Rapporti internazionali
Il presidente armeno al Foglio: basta dare armi all'Azerbaigian
Vahagn Khachaturyan è preoccupato per la cooperazione militare tra Italia e il governo azero, nel mezzo del conflitto in Nagorno-Karabakh. "Meloni? Spero venga presto da noi"
Tra Roma e Yerevan “c’è una solida amicizia” ma mentre si riaccende il conflitto in Nagorno-Karabakh l’Armenia “non può nascondere le sue preoccupazioni per la cooperazione militare tra Italia e Azerbaigian, e per gli accordi da 1,5 miliardi di euro per la vendita di armi che, con ogni probabilità, verranno un giorno usate contro il Nagorno-Karabakh o contro la Repubblica d’Armenia”, dice in un’intervista al Foglio il presidente della Repubblica d’Armenia, Vahagn Khachaturyan.
Il suo viaggio in Italia a luglio e l’incontro con Sergio Mattarella e Antonio Tajani hanno convinto Khachaturyan della solidità delle relazione tra Roma e Yerevan, paesi “accomunati da una storia antica e una comune passione per la democrazia”, spiega il capo di stato, che però si augura “che certi accordi di cooperazione non vengano firmati”. “Sappiamo che Italia e Azerbaigian hanno ottimi rapporti, come d’altronde molti altri paesi europei, a causa anche della dipendenza dal gas azero. L’energia è un fattore molto importante oggi, soprattutto dopo il conflitto tra Russia e Ucraina, tuttavia ideologicamente tra noi ci sono moltissimi valori condivisi a partire dal fatto di essere due democrazie, una valore che non può e non deve essere sminuito”, spiega Khachaturyan, che si augura anche che una visita di Meloni in Armenia possa presto avere luogo: “Ho avuto la possibilità di parlare con lei solo un paio di minuti in cui le ho fatto presente che sarebbe benvenuta, spero che venga presto”.
L’ex sindaco di Yerevan, eletto capo di stato nel 2022, sottolinea l’importanza dell’attenzione della comunità internazionale sul conflitto in corso, “con l’ultimo attacco azero le nostre peggiori previsioni si sono avverate, è chiaro che l’Azerbaigian sta facendo di tutto per eliminare gli armeni del Nagorno-Karabakh”, dice Khachaturyan.
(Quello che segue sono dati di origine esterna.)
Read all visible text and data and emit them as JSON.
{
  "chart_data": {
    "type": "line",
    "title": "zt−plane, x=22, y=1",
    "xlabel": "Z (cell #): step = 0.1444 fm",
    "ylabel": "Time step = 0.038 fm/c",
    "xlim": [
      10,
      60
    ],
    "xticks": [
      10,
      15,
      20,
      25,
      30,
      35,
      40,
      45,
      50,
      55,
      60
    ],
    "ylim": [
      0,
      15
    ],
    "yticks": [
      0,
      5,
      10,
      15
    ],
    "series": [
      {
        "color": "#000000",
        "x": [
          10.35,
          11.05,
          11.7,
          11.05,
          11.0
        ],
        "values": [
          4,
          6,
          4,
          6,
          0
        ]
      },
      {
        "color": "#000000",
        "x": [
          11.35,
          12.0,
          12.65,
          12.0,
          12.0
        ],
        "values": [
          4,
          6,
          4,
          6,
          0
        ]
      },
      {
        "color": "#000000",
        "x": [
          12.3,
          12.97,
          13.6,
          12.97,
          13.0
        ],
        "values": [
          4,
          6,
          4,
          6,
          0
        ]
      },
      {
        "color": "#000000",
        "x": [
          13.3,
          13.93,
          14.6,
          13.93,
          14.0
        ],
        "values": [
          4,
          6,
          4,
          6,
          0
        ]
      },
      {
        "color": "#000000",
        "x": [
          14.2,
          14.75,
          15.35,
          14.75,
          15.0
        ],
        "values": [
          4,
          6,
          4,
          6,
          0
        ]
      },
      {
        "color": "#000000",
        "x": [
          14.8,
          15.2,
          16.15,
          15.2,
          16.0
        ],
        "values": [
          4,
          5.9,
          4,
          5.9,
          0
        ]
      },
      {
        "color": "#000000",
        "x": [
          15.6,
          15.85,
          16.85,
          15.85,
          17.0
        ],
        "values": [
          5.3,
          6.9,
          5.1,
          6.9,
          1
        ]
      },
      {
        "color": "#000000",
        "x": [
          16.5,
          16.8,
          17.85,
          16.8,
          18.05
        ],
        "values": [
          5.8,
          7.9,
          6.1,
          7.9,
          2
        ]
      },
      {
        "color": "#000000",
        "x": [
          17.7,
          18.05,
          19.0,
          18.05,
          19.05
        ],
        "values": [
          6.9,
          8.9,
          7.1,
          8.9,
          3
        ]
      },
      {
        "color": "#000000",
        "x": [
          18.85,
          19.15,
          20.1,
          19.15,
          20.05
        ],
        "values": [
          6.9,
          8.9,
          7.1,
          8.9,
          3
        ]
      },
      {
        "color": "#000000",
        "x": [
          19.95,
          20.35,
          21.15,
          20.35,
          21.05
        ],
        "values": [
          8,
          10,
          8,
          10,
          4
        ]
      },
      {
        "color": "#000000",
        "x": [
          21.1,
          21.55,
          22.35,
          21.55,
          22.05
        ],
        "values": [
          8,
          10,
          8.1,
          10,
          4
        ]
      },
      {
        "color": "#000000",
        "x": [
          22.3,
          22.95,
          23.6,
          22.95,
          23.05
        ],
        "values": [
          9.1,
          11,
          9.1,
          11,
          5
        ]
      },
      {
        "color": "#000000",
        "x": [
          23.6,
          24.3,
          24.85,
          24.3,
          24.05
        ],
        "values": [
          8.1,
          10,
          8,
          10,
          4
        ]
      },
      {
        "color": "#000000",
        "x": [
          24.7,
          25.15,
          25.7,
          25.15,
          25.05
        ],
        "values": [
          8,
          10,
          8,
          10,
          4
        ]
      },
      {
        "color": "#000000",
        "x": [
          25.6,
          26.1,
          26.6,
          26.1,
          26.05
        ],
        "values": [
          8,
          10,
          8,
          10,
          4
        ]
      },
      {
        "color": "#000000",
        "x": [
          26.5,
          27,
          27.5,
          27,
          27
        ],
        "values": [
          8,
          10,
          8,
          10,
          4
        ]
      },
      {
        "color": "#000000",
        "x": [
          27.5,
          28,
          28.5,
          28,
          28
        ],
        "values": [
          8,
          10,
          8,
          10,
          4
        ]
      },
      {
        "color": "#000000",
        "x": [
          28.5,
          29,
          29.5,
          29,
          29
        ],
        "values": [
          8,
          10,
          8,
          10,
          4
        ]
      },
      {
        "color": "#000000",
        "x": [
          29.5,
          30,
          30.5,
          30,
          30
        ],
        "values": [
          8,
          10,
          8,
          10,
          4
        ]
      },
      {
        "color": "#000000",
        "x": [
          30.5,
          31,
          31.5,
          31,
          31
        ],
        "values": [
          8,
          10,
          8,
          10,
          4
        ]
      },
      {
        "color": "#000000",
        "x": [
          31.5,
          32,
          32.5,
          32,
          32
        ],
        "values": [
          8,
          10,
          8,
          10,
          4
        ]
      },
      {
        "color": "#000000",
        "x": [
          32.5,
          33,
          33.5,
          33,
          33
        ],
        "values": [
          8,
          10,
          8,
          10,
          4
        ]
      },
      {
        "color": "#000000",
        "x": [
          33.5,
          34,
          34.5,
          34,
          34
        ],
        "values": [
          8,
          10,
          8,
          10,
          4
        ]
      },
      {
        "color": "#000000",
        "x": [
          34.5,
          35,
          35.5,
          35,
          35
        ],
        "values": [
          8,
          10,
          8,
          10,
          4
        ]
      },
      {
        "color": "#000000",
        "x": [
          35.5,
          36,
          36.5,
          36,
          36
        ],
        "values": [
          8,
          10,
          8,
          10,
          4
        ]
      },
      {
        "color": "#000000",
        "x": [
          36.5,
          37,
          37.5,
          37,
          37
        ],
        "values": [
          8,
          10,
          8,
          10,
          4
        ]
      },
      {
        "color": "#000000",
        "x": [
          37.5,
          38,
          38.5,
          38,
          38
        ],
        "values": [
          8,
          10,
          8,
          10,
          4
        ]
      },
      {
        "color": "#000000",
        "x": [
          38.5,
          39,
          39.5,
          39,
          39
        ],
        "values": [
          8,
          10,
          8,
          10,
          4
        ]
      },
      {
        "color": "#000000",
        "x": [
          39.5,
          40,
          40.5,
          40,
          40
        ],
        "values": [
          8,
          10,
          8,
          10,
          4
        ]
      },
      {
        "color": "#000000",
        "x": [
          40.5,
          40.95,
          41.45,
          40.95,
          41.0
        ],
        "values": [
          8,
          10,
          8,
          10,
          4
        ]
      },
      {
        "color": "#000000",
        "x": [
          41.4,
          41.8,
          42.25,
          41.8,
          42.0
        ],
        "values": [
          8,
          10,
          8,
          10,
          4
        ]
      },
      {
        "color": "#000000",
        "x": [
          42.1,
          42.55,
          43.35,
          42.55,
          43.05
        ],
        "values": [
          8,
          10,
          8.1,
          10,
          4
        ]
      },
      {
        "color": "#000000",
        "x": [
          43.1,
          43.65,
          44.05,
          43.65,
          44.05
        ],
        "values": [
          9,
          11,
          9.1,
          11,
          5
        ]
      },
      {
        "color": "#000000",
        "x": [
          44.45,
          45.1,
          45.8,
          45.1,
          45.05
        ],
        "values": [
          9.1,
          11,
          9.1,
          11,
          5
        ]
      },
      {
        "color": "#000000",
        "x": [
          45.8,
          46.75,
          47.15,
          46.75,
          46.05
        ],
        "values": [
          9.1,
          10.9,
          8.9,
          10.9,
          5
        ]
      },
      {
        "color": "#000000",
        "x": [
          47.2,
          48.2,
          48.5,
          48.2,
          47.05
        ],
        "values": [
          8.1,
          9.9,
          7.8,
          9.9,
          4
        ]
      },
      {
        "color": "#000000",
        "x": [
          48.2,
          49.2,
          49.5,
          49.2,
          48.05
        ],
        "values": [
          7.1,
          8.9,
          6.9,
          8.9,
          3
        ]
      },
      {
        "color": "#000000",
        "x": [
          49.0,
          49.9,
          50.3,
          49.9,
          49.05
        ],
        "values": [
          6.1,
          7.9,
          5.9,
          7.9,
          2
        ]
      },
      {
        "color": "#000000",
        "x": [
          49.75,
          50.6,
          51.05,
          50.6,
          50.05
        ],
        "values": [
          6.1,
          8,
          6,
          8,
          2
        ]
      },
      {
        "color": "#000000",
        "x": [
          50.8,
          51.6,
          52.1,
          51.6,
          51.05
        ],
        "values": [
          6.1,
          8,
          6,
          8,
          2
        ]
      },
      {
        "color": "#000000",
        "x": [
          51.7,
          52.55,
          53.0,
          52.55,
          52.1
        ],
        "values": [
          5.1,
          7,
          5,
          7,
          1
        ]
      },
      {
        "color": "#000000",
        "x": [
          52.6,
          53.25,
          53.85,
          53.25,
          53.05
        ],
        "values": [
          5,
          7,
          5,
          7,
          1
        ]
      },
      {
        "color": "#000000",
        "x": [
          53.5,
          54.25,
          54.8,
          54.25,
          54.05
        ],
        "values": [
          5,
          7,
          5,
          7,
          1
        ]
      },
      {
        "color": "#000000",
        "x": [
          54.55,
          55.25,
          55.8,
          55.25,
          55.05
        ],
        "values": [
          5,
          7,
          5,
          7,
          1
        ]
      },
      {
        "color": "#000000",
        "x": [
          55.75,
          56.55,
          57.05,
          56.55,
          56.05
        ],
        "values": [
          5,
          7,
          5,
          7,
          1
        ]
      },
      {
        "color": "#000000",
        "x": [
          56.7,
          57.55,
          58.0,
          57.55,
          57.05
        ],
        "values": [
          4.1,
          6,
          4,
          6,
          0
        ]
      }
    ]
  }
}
Secondo il presidente armeno le garanzie del suo omologo azero Aliyev non possono essere considerate sufficienti: “Abbiamo bisogno di meccanismi internazionali e l’Ue può essere un garante poiché ha già dimostrato con le sue attività nella regione la sua imparzialità”. Un garante che però deve manifestarsi al più presto visto che “la minaccia di ulteriori atrocità non è scomparsa: l’Azerbaigian potrebbe da un momento all’altro tentare di continuare la sua politica di pulizia etnica del Nagorno-Karabakh”, sottolinea il presidente.
Se l’Armenia è alla ricerca di un garante per la sicurezza è anche perché della Russia, che tradizionalmente ha giocato il ruolo dell’arbitro nel Caucaso, non si fida più: “Abbiamo avuto molti accordi con la Russia, incluso anche il format della Csto, dal 1990 a oggi, tutte le nostre attività di sicurezza si sono basate su questi accordi e sulla fiducia che qualora si fosse verificato un attacco al territorio della Repubblica di Armenia ci sarebbe stata una reazione russa, la realtà però ha distrutto queste aspettative”, spiega Khachaturyan.
L’escalation degli ultimi giorni infatti ha assestato una spallata finale a una popolazione stremata da mesi di assedio e carenza di genere di base, poiché l’accesso al Nagorno-Karabakh dall’Armenia tramite il corridoio di Lachin, che doveva essere garantito proprio dalle forze di interposizione russe stando al cessate il fuoco del 2020, è passato senza colpo ferire sotto il controllo azero alcuni mesi fa. “Stiamo cercando di capire perché le forze di pace russe non sono state in grado di mantenere aperto il corridoio, se non hanno potuto o non hanno voluto farlo, quello che è chiaro è che vediamo alcuni cambiamenti nella relazione tra Mosca e Baku”, sottolinea il capo di stato.
Un avvicinamento che pone un serio rischio per l’Armenia ma offre anche un cambio di paradigma regionale con un arretramento di Mosca e un nuovo ruolo per Bruxelles nel Caucaso. “Dobbiamo decidere ora come rafforzare ulteriormente il nostro sistema di sicurezza”, spiega Khachaturyan, e per farlo l’Armenia non può che guardare all’Europa. Guarda verso Roma e Bruxelles, Yerevan, a una condizione: basta vendere armi a chi le usa contro di noi.